Z Pabianic już tylko przysłowiowy "rzut beretem" do Łodzi. Spokojnym tempem docieram na Rudę Pabianicką.
Potem zajeżdżam na osiedle Stare Rokicie i zwiedzam ul. św. Franciszka z Asyżu. Na zdjęciu kamienica z 1935 na posesji nr 21.
Napis na murze ul. Św. Franciszka 22 : "Specyfika miasta to sztywne zasady. Pozdrowienia dla ludzi zza kraty".
Św. Franciszka 42/Szybowcowa "Żywy ogień w naszych sercach.
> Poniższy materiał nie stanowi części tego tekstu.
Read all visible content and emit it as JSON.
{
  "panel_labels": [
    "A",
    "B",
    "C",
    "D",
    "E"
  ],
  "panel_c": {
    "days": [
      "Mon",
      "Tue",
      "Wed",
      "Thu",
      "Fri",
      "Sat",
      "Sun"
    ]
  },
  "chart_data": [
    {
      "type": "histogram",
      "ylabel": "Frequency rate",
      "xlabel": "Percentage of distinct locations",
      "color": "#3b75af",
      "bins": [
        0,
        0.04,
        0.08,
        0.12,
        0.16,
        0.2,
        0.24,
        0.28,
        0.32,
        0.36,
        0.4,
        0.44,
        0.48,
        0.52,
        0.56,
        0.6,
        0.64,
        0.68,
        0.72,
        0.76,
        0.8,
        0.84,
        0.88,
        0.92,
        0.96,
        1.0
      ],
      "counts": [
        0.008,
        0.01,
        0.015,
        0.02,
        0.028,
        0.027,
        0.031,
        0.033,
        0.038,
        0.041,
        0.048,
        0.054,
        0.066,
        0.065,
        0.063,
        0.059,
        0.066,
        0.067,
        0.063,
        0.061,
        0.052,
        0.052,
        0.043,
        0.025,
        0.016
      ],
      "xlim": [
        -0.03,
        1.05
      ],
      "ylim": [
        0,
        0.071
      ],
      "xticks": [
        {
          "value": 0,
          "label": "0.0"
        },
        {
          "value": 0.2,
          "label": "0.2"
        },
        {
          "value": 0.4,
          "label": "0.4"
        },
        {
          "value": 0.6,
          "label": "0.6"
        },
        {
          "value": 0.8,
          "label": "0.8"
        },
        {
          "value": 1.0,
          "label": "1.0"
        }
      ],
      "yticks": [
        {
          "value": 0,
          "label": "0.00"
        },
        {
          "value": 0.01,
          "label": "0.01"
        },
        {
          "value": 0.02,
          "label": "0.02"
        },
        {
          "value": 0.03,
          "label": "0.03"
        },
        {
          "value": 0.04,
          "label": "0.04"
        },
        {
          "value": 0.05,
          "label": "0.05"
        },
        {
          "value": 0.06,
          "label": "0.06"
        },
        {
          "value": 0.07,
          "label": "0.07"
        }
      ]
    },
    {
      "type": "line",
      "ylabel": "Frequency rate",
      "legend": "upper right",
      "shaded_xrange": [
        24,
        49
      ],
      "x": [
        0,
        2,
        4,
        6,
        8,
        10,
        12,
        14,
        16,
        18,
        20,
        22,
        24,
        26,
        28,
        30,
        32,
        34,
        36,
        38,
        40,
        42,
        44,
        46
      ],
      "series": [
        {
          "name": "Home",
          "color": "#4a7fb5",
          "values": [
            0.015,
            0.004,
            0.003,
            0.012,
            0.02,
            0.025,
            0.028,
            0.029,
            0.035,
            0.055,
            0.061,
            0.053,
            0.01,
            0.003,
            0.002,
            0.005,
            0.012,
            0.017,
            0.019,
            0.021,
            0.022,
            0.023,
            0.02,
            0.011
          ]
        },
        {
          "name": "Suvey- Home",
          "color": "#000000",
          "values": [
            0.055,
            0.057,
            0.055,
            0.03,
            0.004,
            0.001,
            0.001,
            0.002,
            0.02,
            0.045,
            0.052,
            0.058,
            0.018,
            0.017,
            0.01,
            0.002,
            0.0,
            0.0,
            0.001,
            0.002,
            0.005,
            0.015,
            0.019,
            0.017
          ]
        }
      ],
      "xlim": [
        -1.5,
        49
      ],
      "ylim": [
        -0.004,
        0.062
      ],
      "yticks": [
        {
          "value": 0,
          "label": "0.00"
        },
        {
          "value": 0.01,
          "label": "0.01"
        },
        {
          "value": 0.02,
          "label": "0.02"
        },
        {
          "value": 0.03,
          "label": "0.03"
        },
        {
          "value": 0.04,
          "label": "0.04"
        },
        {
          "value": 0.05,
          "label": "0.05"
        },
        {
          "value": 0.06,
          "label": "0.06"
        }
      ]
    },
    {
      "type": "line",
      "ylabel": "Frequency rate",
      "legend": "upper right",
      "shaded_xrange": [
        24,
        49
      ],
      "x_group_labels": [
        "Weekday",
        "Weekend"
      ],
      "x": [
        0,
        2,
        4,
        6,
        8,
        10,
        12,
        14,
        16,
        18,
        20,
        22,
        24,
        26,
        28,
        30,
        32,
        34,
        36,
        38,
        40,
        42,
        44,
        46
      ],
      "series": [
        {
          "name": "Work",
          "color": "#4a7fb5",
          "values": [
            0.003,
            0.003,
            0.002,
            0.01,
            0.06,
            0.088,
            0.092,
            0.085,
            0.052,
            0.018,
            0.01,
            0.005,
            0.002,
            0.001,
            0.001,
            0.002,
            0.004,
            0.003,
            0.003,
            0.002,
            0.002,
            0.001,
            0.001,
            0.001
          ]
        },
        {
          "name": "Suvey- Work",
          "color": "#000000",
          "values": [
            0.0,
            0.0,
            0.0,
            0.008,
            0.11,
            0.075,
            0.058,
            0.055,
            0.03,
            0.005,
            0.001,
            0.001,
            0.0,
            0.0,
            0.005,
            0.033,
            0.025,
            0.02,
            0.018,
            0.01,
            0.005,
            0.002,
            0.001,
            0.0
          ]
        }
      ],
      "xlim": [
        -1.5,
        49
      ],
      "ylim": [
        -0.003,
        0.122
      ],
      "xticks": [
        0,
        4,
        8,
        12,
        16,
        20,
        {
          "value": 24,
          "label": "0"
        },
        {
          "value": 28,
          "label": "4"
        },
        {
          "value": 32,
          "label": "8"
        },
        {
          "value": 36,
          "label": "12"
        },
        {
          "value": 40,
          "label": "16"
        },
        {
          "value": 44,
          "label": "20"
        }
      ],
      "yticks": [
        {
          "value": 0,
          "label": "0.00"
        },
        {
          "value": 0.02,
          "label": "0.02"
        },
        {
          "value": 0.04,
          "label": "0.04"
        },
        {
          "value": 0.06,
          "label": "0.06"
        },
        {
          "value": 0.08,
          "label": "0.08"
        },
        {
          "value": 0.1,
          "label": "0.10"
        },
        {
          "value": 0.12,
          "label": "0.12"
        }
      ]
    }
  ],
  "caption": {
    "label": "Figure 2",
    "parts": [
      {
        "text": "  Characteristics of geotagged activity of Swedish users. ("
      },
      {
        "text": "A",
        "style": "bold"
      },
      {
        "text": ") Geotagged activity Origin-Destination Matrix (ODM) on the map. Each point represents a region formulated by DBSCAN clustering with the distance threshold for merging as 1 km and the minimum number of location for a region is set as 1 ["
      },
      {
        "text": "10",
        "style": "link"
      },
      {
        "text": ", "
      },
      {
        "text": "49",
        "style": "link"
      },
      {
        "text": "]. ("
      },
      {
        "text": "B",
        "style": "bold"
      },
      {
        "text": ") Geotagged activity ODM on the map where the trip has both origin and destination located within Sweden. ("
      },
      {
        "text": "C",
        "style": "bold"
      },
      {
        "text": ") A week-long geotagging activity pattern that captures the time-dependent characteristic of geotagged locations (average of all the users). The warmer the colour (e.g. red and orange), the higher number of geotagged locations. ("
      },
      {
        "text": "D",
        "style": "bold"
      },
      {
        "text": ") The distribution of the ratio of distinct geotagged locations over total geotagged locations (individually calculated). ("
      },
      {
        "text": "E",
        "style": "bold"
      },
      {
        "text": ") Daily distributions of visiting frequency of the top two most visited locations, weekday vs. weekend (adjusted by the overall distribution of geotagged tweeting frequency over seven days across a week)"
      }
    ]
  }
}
To fanatyzm, to napędza. Polska kibolska. Nasza siła, nasz potencjał, to ulicy jest energia" - graffiti kibiców piłkarskich.
Umięśniony orzeł w koronie i król szos Mr SCOTT
"Fanatycy poza prawem" - napis na murze przy ul. św. Franciszka 46.
"ACAB za wami stoi prawo, za nami stoi prawda" - ręce w kajdanach i napis na budynku przy ul. św. Franciszka 50.
Ulica została wytyczona w latach 30. XX wieku w sąsiedztwie budowanego w 1932 roku kościoła pod wezwaniem św. Franciszka. W 1991 r. uściślono jej nazwę na św. Franciszka z Asyżu.
Z Rokicia dojeżdżam do ul. Pabianickiej i kieruję się na ulicę al. Politechniki.
Na ogromnej działce pod nr 10, rozpoczęła się budowa Łódzkiego Akademickiego Centrum Sportowo-Dydaktycznego Politechniki Łódzkiej. W budynku powstanie m.in. basen olimpijski i hala sportowa na 800 miejsc. Całość będzie gotowa pod koniec 2016 roku.
Na ostatnią prostą wybieram przejazd po ul. Adama Próchnika, gdzie znajduje się moja domowa BAZA WYPADOWA. Pora na podsumowanie : to była bardzo fajna wycieczka, podczas której ostro naparzałem korbą i wykręciłem dokładnie 122 km !
Za parę dni znowu ruszam na szlak !!!